Pop-Up House

There are several methods for making these fun pop-up houses or neighborhoods, but all of them share the same basic materials: cardstock (or paper), scissors, markers or crayons, and some scrap paper. I’ll start with the easiest and work up.

Method 1: Building(s) Mounted on a Tab

Take a piece of paper or cardstock. Fold it in half. Then cut two slits. Open up the card, and push the tab inside the card, then close the card and crease the tab so it will pop up at 90 degree angles. Then cut out and decorate a paper house. Glue/tape it to the tab.

How to make a pop-up house – craft for kids

(There are more detailed instructions with more pictures in this Wikihow: How to Make a Pop Up Card) Here is a sample from my co-teacher Monisha.

Here are samples, from Mrs. Knight’s Smartest Artists.

You can extend this method to make a whole neighborhood by cutting several tabs, as shown in this example from Aya Kurosaki

Method 2: A House Made from the Card

Make Pop Up Cards has a nice video tutorial for how to make this card:

Or here’s a method for making a two story house. Fold paper in half. Cut two slits to make a large tab. Fold it up and crease it. Then pull the tab to the inside of the card. Now on one of the folds of the tab, cut new slits, crease it, and pull the tab in. (There are additional instructions and photos on Make and Takes.)

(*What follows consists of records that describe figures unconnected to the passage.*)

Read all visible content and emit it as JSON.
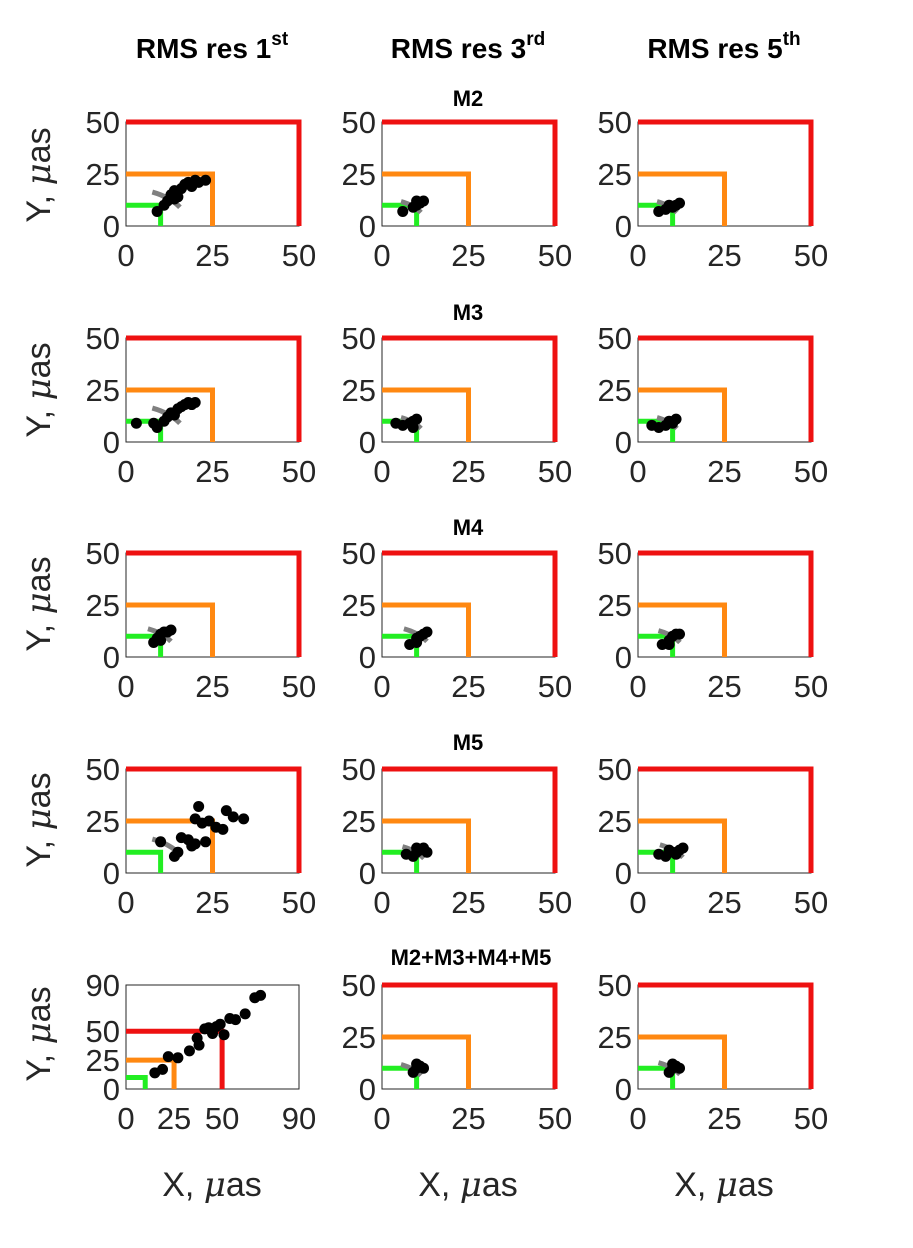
{
  "column_titles": [
    {
      "base": "RMS res 1",
      "sup": "st"
    },
    {
      "base": "RMS res 3",
      "sup": "rd"
    },
    {
      "base": "RMS res 5",
      "sup": "th"
    }
  ],
  "row_titles": [
    "M2",
    "M3",
    "M4",
    "M5",
    "M2+M3+M4+M5"
  ],
  "y_label": {
    "prefix": "Y, ",
    "mu": "μ",
    "suffix": "as"
  },
  "x_label": {
    "prefix": "X, ",
    "mu": "μ",
    "suffix": "as"
  },
  "colors": {
    "red": "#ee1111",
    "orange": "#ff8811",
    "green": "#22ee22",
    "points": "#000000",
    "arc": "#808080"
  },
  "chart_data": [
    {
      "type": "scatter",
      "title": "M2",
      "column": "RMS res 1st",
      "xlim": [
        0,
        50
      ],
      "ylim": [
        0,
        50
      ],
      "xticks": [
        "0",
        "25",
        "50"
      ],
      "yticks": [
        "0",
        "25",
        "50"
      ],
      "thresholds": [
        10,
        25,
        50
      ],
      "points": [
        [
          9,
          7
        ],
        [
          12,
          12
        ],
        [
          13,
          15
        ],
        [
          14,
          17
        ],
        [
          15,
          14
        ],
        [
          16,
          18
        ],
        [
          17,
          20
        ],
        [
          18,
          21
        ],
        [
          19,
          19
        ],
        [
          20,
          22
        ],
        [
          21,
          21
        ],
        [
          23,
          22
        ],
        [
          11,
          10
        ],
        [
          14,
          13
        ]
      ],
      "arc": {
        "radius": 18,
        "angles": [
          30,
          65
        ]
      }
    },
    {
      "type": "scatter",
      "title": "",
      "column": "RMS res 3rd",
      "xlim": [
        0,
        50
      ],
      "ylim": [
        0,
        50
      ],
      "xticks": [
        "0",
        "25",
        "50"
      ],
      "yticks": [
        "0",
        "25",
        "50"
      ],
      "thresholds": [
        10,
        25,
        50
      ],
      "points": [
        [
          6,
          7
        ],
        [
          9,
          9
        ],
        [
          10,
          10
        ],
        [
          11,
          11
        ],
        [
          12,
          12
        ],
        [
          10,
          12
        ]
      ],
      "arc": {
        "radius": 13,
        "angles": [
          30,
          65
        ]
      }
    },
    {
      "type": "scatter",
      "title": "",
      "column": "RMS res 5th",
      "xlim": [
        0,
        50
      ],
      "ylim": [
        0,
        50
      ],
      "xticks": [
        "0",
        "25",
        "50"
      ],
      "yticks": [
        "0",
        "25",
        "50"
      ],
      "thresholds": [
        10,
        25,
        50
      ],
      "points": [
        [
          6,
          7
        ],
        [
          8,
          8
        ],
        [
          10,
          9
        ],
        [
          11,
          10
        ],
        [
          12,
          11
        ],
        [
          9,
          10
        ]
      ],
      "arc": {
        "radius": 13,
        "angles": [
          30,
          65
        ]
      }
    },
    {
      "type": "scatter",
      "title": "M3",
      "column": "RMS res 1st",
      "xlim": [
        0,
        50
      ],
      "ylim": [
        0,
        50
      ],
      "xticks": [
        "0",
        "25",
        "50"
      ],
      "yticks": [
        "0",
        "25",
        "50"
      ],
      "thresholds": [
        10,
        25,
        50
      ],
      "points": [
        [
          3,
          9
        ],
        [
          8,
          9
        ],
        [
          9,
          7
        ],
        [
          11,
          10
        ],
        [
          12,
          12
        ],
        [
          13,
          14
        ],
        [
          14,
          13
        ],
        [
          15,
          16
        ],
        [
          16,
          17
        ],
        [
          17,
          18
        ],
        [
          18,
          19
        ],
        [
          19,
          18
        ],
        [
          20,
          19
        ]
      ],
      "arc": {
        "radius": 18,
        "angles": [
          30,
          65
        ]
      }
    },
    {
      "type": "scatter",
      "title": "",
      "column": "RMS res 3rd",
      "xlim": [
        0,
        50
      ],
      "ylim": [
        0,
        50
      ],
      "xticks": [
        "0",
        "25",
        "50"
      ],
      "yticks": [
        "0",
        "25",
        "50"
      ],
      "thresholds": [
        10,
        25,
        50
      ],
      "points": [
        [
          4,
          9
        ],
        [
          6,
          8
        ],
        [
          8,
          9
        ],
        [
          9,
          10
        ],
        [
          10,
          11
        ],
        [
          9,
          7
        ]
      ],
      "arc": {
        "radius": 13,
        "angles": [
          30,
          65
        ]
      }
    },
    {
      "type": "scatter",
      "title": "",
      "column": "RMS res 5th",
      "xlim": [
        0,
        50
      ],
      "ylim": [
        0,
        50
      ],
      "xticks": [
        "0",
        "25",
        "50"
      ],
      "yticks": [
        "0",
        "25",
        "50"
      ],
      "thresholds": [
        10,
        25,
        50
      ],
      "points": [
        [
          4,
          8
        ],
        [
          6,
          7
        ],
        [
          8,
          8
        ],
        [
          9,
          10
        ],
        [
          10,
          9
        ],
        [
          11,
          11
        ]
      ],
      "arc": {
        "radius": 13,
        "angles": [
          30,
          65
        ]
      }
    },
    {
      "type": "scatter",
      "title": "M4",
      "column": "RMS res 1st",
      "xlim": [
        0,
        50
      ],
      "ylim": [
        0,
        50
      ],
      "xticks": [
        "0",
        "25",
        "50"
      ],
      "yticks": [
        "0",
        "25",
        "50"
      ],
      "thresholds": [
        10,
        25,
        50
      ],
      "points": [
        [
          8,
          7
        ],
        [
          9,
          9
        ],
        [
          10,
          11
        ],
        [
          11,
          12
        ],
        [
          12,
          12
        ],
        [
          13,
          13
        ],
        [
          10,
          8
        ]
      ],
      "arc": {
        "radius": 15,
        "angles": [
          30,
          65
        ]
      }
    },
    {
      "type": "scatter",
      "title": "",
      "column": "RMS res 3rd",
      "xlim": [
        0,
        50
      ],
      "ylim": [
        0,
        50
      ],
      "xticks": [
        "0",
        "25",
        "50"
      ],
      "yticks": [
        "0",
        "25",
        "50"
      ],
      "thresholds": [
        10,
        25,
        50
      ],
      "points": [
        [
          8,
          6
        ],
        [
          10,
          9
        ],
        [
          11,
          10
        ],
        [
          12,
          11
        ],
        [
          13,
          12
        ],
        [
          10,
          7
        ]
      ],
      "arc": {
        "radius": 15,
        "angles": [
          30,
          65
        ]
      }
    },
    {
      "type": "scatter",
      "title": "",
      "column": "RMS res 5th",
      "xlim": [
        0,
        50
      ],
      "ylim": [
        0,
        50
      ],
      "xticks": [
        "0",
        "25",
        "50"
      ],
      "yticks": [
        "0",
        "25",
        "50"
      ],
      "thresholds": [
        10,
        25,
        50
      ],
      "points": [
        [
          7,
          6
        ],
        [
          9,
          8
        ],
        [
          10,
          10
        ],
        [
          11,
          11
        ],
        [
          12,
          11
        ],
        [
          9,
          6
        ]
      ],
      "arc": {
        "radius": 14,
        "angles": [
          30,
          65
        ]
      }
    },
    {
      "type": "scatter",
      "title": "M5",
      "column": "RMS res 1st",
      "xlim": [
        0,
        50
      ],
      "ylim": [
        0,
        50
      ],
      "xticks": [
        "0",
        "25",
        "50"
      ],
      "yticks": [
        "0",
        "25",
        "50"
      ],
      "thresholds": [
        10,
        25,
        50
      ],
      "points": [
        [
          10,
          15
        ],
        [
          14,
          8
        ],
        [
          15,
          10
        ],
        [
          16,
          17
        ],
        [
          18,
          16
        ],
        [
          19,
          13
        ],
        [
          20,
          14
        ],
        [
          20,
          26
        ],
        [
          21,
          32
        ],
        [
          22,
          24
        ],
        [
          23,
          15
        ],
        [
          24,
          25
        ],
        [
          26,
          22
        ],
        [
          28,
          21
        ],
        [
          29,
          30
        ],
        [
          31,
          27
        ],
        [
          34,
          26
        ]
      ],
      "arc": {
        "radius": 18,
        "angles": [
          30,
          65
        ]
      }
    },
    {
      "type": "scatter",
      "title": "",
      "column": "RMS res 3rd",
      "xlim": [
        0,
        50
      ],
      "ylim": [
        0,
        50
      ],
      "xticks": [
        "0",
        "25",
        "50"
      ],
      "yticks": [
        "0",
        "25",
        "50"
      ],
      "thresholds": [
        10,
        25,
        50
      ],
      "points": [
        [
          7,
          9
        ],
        [
          9,
          8
        ],
        [
          10,
          10
        ],
        [
          11,
          11
        ],
        [
          12,
          12
        ],
        [
          13,
          10
        ],
        [
          10,
          12
        ]
      ],
      "arc": {
        "radius": 14,
        "angles": [
          30,
          65
        ]
      }
    },
    {
      "type": "scatter",
      "title": "",
      "column": "RMS res 5th",
      "xlim": [
        0,
        50
      ],
      "ylim": [
        0,
        50
      ],
      "xticks": [
        "0",
        "25",
        "50"
      ],
      "yticks": [
        "0",
        "25",
        "50"
      ],
      "thresholds": [
        10,
        25,
        50
      ],
      "points": [
        [
          6,
          9
        ],
        [
          8,
          8
        ],
        [
          10,
          10
        ],
        [
          11,
          9
        ],
        [
          12,
          11
        ],
        [
          13,
          12
        ],
        [
          9,
          11
        ]
      ],
      "arc": {
        "radius": 15,
        "angles": [
          30,
          65
        ]
      }
    },
    {
      "type": "scatter",
      "title": "M2+M3+M4+M5",
      "column": "RMS res 1st",
      "xlim": [
        0,
        90
      ],
      "ylim": [
        0,
        90
      ],
      "xticks": [
        "0",
        "25",
        "50",
        "90"
      ],
      "yticks": [
        "0",
        "25",
        "50",
        "90"
      ],
      "thresholds": [
        10,
        25,
        50
      ],
      "points": [
        [
          15,
          14
        ],
        [
          19,
          17
        ],
        [
          22,
          28
        ],
        [
          27,
          27
        ],
        [
          33,
          33
        ],
        [
          37,
          44
        ],
        [
          38,
          38
        ],
        [
          41,
          52
        ],
        [
          43,
          53
        ],
        [
          45,
          48
        ],
        [
          47,
          54
        ],
        [
          49,
          56
        ],
        [
          51,
          47
        ],
        [
          54,
          61
        ],
        [
          57,
          60
        ],
        [
          62,
          65
        ],
        [
          67,
          79
        ],
        [
          70,
          81
        ]
      ],
      "arc": null
    },
    {
      "type": "scatter",
      "title": "",
      "column": "RMS res 3rd",
      "xlim": [
        0,
        50
      ],
      "ylim": [
        0,
        50
      ],
      "xticks": [
        "0",
        "25",
        "50"
      ],
      "yticks": [
        "0",
        "25",
        "50"
      ],
      "thresholds": [
        10,
        25,
        50
      ],
      "points": [
        [
          9,
          8
        ],
        [
          10,
          10
        ],
        [
          11,
          11
        ],
        [
          10,
          12
        ],
        [
          12,
          10
        ]
      ],
      "arc": {
        "radius": 13,
        "angles": [
          30,
          65
        ]
      }
    },
    {
      "type": "scatter",
      "title": "",
      "column": "RMS res 5th",
      "xlim": [
        0,
        50
      ],
      "ylim": [
        0,
        50
      ],
      "xticks": [
        "0",
        "25",
        "50"
      ],
      "yticks": [
        "0",
        "25",
        "50"
      ],
      "thresholds": [
        10,
        25,
        50
      ],
      "points": [
        [
          9,
          8
        ],
        [
          10,
          10
        ],
        [
          11,
          11
        ],
        [
          10,
          12
        ],
        [
          12,
          10
        ]
      ],
      "arc": {
        "radius": 14,
        "angles": [
          30,
          65
        ]
      }
    }
  ]
}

Here is a sample from my co-teacher.

Here are examples of this style of construction from Make and Takes and Dalia AbdelMegeed.

Method 3 – A Pop-Up Room

Start with a square piece of paper. If you don’t have one, make one, by folding up one corner of the paper to make a triangle, then trimming off the spare.

Open up your triangle, then fold the other corners together to make a triangle. Crease it. Then open it up, and fold it in half to make a rectangle shape. Then fold that in half to make a square. Crease it.

Open it up, cut a slit where one of the square folds is. Then decorate it, as shown, with a floor on one square, and walls on two squares.

Assemble it by sliding the undecorated square under the floor square and taping or gluing it.

Then fold it to make a flat book shape, and decorate the outsides of the house.

If you’re up to the challenge, it’s possible to put four of these rooms together to make a full house that folds down into a book. Find directions on Krokotak, and a video of a lovely one by Sophia Animations.

We do this project as part of our Engineering Unit, for the Build a House week.